Our study, however, has some limitations. We did not compare gender-related volumetric changes and there is variability in time between study entry and the MRI scanning. It is highly unlikely that significant changes in the volumes would emerge during the several weeks between enrolment and scanning. Some patients were receiving psychotropic medications at baseline, including benzodiazepines (see ). However, we have no data regarding the chronicity of benzodiazepine use or the compliance with treatment. Moreover, neuroimaging studies failed to report any brain abnormalities in subjects treated long term with benzodiazepines (Busto et al, 2000
).

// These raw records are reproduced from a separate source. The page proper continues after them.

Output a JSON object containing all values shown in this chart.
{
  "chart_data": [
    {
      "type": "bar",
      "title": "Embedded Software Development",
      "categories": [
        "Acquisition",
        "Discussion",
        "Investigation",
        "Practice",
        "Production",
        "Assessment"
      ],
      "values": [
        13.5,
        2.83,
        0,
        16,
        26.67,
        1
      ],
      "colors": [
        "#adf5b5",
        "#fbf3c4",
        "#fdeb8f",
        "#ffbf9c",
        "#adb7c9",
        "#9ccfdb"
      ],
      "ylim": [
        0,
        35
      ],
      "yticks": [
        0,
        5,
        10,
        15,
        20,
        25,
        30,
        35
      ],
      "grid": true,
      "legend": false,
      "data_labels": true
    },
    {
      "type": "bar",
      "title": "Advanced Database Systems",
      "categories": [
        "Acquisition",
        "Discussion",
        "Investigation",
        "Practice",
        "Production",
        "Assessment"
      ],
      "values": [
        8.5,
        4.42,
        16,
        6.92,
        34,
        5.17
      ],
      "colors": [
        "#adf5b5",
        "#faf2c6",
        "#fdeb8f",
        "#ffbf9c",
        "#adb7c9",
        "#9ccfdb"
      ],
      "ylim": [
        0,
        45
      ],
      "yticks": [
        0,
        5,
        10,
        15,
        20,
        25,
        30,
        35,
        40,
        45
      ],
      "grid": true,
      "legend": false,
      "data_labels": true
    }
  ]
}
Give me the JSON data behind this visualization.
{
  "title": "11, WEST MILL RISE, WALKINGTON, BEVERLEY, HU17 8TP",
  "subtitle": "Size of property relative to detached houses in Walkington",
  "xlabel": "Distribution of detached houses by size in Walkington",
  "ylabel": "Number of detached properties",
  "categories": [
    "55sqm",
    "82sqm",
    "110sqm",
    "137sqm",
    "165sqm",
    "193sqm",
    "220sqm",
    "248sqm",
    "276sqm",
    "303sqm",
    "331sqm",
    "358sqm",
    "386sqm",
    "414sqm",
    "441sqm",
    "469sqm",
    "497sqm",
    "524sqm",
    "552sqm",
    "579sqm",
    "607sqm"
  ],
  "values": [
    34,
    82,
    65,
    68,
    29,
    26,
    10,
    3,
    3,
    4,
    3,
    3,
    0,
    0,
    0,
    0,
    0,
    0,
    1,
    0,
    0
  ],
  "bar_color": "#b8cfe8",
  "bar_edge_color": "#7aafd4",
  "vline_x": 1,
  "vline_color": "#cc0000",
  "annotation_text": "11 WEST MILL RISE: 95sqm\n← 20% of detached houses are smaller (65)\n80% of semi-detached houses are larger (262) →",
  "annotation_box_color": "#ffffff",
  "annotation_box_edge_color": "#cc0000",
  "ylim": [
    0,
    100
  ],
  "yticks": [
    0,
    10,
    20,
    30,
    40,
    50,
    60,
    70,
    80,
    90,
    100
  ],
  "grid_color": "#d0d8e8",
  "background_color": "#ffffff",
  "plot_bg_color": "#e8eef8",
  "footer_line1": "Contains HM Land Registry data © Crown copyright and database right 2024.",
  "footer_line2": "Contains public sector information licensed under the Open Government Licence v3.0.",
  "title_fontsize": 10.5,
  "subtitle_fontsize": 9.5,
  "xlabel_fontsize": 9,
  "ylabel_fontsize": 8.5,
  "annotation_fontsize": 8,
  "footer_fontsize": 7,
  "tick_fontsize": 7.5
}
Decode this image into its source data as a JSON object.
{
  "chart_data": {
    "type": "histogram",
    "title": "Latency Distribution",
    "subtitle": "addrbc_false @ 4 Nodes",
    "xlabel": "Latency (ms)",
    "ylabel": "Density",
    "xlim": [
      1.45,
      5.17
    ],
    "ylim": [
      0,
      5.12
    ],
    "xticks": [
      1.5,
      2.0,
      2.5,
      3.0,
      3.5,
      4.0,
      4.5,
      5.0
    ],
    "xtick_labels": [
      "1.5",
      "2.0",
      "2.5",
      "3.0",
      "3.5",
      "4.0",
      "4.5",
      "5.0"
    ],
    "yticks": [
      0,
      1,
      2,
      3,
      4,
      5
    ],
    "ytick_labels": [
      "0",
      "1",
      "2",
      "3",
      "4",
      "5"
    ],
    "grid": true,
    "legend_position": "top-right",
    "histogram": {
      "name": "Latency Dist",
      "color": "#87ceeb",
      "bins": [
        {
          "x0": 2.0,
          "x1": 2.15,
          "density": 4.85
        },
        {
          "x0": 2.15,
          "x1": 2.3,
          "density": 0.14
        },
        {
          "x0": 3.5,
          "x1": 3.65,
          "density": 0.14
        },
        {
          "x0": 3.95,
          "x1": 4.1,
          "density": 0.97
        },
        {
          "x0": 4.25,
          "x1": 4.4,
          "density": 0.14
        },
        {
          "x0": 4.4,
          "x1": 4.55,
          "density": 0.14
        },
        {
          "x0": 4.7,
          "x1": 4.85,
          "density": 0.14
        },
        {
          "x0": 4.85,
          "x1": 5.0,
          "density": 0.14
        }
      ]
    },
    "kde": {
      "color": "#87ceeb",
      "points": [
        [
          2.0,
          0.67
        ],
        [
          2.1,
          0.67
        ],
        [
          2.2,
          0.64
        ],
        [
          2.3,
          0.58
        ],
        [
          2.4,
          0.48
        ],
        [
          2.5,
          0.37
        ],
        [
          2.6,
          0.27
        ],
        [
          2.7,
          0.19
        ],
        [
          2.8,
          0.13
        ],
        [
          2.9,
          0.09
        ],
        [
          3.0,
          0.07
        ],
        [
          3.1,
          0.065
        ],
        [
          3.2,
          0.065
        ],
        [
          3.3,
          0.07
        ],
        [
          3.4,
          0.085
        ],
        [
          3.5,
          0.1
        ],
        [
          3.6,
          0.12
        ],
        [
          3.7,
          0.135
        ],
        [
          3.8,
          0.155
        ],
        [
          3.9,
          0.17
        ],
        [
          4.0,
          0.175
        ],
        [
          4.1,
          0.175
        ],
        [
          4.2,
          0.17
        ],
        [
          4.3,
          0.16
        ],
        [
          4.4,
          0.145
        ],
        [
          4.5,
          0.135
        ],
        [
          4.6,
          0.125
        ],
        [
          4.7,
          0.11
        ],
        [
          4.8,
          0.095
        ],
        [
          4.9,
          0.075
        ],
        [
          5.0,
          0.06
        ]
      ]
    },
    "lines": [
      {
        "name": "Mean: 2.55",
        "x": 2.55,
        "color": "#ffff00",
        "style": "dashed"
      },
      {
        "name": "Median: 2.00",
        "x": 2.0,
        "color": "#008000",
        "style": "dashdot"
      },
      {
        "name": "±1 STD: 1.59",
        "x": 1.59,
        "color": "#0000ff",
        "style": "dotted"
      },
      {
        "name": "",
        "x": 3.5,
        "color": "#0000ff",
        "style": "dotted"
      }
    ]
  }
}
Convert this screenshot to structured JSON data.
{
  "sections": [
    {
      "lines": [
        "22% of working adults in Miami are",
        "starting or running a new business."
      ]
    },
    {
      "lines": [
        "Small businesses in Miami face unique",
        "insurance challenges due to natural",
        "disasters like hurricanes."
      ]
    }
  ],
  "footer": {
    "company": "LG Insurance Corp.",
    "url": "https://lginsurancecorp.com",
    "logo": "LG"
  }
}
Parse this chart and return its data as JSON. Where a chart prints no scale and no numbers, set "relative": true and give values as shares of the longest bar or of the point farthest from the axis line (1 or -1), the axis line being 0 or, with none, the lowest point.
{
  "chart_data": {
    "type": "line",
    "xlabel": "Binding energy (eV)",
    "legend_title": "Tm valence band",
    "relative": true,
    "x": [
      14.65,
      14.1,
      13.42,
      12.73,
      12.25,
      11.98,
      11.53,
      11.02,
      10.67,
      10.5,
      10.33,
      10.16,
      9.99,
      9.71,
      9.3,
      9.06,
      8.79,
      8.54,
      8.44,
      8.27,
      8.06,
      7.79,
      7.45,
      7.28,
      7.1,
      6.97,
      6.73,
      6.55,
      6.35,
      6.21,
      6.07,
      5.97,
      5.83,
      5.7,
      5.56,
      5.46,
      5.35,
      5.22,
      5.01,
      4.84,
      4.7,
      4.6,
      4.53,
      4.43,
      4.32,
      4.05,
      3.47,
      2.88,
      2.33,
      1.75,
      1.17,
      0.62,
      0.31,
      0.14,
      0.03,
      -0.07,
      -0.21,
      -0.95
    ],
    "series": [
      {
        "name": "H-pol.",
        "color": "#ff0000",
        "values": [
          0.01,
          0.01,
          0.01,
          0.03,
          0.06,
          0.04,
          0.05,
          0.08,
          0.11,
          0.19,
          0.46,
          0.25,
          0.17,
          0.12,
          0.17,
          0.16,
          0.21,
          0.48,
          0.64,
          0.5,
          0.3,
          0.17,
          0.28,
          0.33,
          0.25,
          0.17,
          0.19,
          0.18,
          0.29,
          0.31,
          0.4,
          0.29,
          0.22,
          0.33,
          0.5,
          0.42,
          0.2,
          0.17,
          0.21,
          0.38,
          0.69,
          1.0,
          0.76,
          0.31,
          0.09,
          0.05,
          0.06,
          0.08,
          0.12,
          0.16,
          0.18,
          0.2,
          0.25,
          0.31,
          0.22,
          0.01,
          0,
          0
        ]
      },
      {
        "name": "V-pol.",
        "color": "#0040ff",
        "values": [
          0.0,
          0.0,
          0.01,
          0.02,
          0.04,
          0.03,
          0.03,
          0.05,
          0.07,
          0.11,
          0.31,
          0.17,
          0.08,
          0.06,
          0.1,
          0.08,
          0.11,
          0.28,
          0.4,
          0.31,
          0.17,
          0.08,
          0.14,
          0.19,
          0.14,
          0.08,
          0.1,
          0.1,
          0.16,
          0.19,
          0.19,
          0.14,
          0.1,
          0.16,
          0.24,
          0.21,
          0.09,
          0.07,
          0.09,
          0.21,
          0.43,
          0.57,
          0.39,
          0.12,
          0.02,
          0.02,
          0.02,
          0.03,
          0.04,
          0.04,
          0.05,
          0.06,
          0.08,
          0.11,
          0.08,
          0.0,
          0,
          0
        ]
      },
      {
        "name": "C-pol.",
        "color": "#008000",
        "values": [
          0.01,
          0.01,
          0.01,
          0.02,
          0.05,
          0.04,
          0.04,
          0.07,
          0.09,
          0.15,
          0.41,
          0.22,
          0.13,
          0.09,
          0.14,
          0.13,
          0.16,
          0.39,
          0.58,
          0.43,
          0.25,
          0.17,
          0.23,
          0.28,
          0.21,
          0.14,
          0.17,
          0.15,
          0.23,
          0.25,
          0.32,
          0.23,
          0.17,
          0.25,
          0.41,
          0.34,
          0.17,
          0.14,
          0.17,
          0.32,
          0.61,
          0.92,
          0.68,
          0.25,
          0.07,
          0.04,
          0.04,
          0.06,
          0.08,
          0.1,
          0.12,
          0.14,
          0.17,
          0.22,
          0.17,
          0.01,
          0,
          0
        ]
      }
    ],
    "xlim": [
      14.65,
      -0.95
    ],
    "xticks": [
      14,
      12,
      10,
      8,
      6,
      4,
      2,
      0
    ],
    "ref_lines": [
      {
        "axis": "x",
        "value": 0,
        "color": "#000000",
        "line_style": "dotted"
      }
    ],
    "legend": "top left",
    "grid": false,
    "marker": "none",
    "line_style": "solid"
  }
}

Also, at this time, we chose not to analyze the laterality of the changes, mainly to protect against Type I Error inflation, but also because most studies do not report lateralized findings (Ballmaier et al, 2004
) or they suggest an attenuation of the ‘normal’ volumetric asymmetry (Kumar et al, 2000
). Also, albeit significantly statistic, some of the correlations we report are not very strong—the only regions that have correlations >0.3 with age of onset are frontal superior, parahippocampal, and parietal inferior. Overall, the variable strength of these correlations might suggest rather subtle and uneven changes of volumetric gray matter in LLD. Another possible limitation concerns the reliability of determining the actual age of lifetime onset of major depression in 70- and 80-year-old subjects, who are prone to errors of recall and suggestions. To overcome this we used structured interviews and we corroborated information from family members and past medical record, when available. However, given this limitation, our findings should be regarded with caution.
Further research is needed with large groups of depressed subjects using a lifespan approach to identify characteristics that may confer individual vulnerability to toxic stress, and/or a vascular or degenerative process. Further, research is also needed to obtain more precise associations between clinical presentation, longitudinal evolution of LLD, and mapping of the specific volumetric changes in different areas of the brain.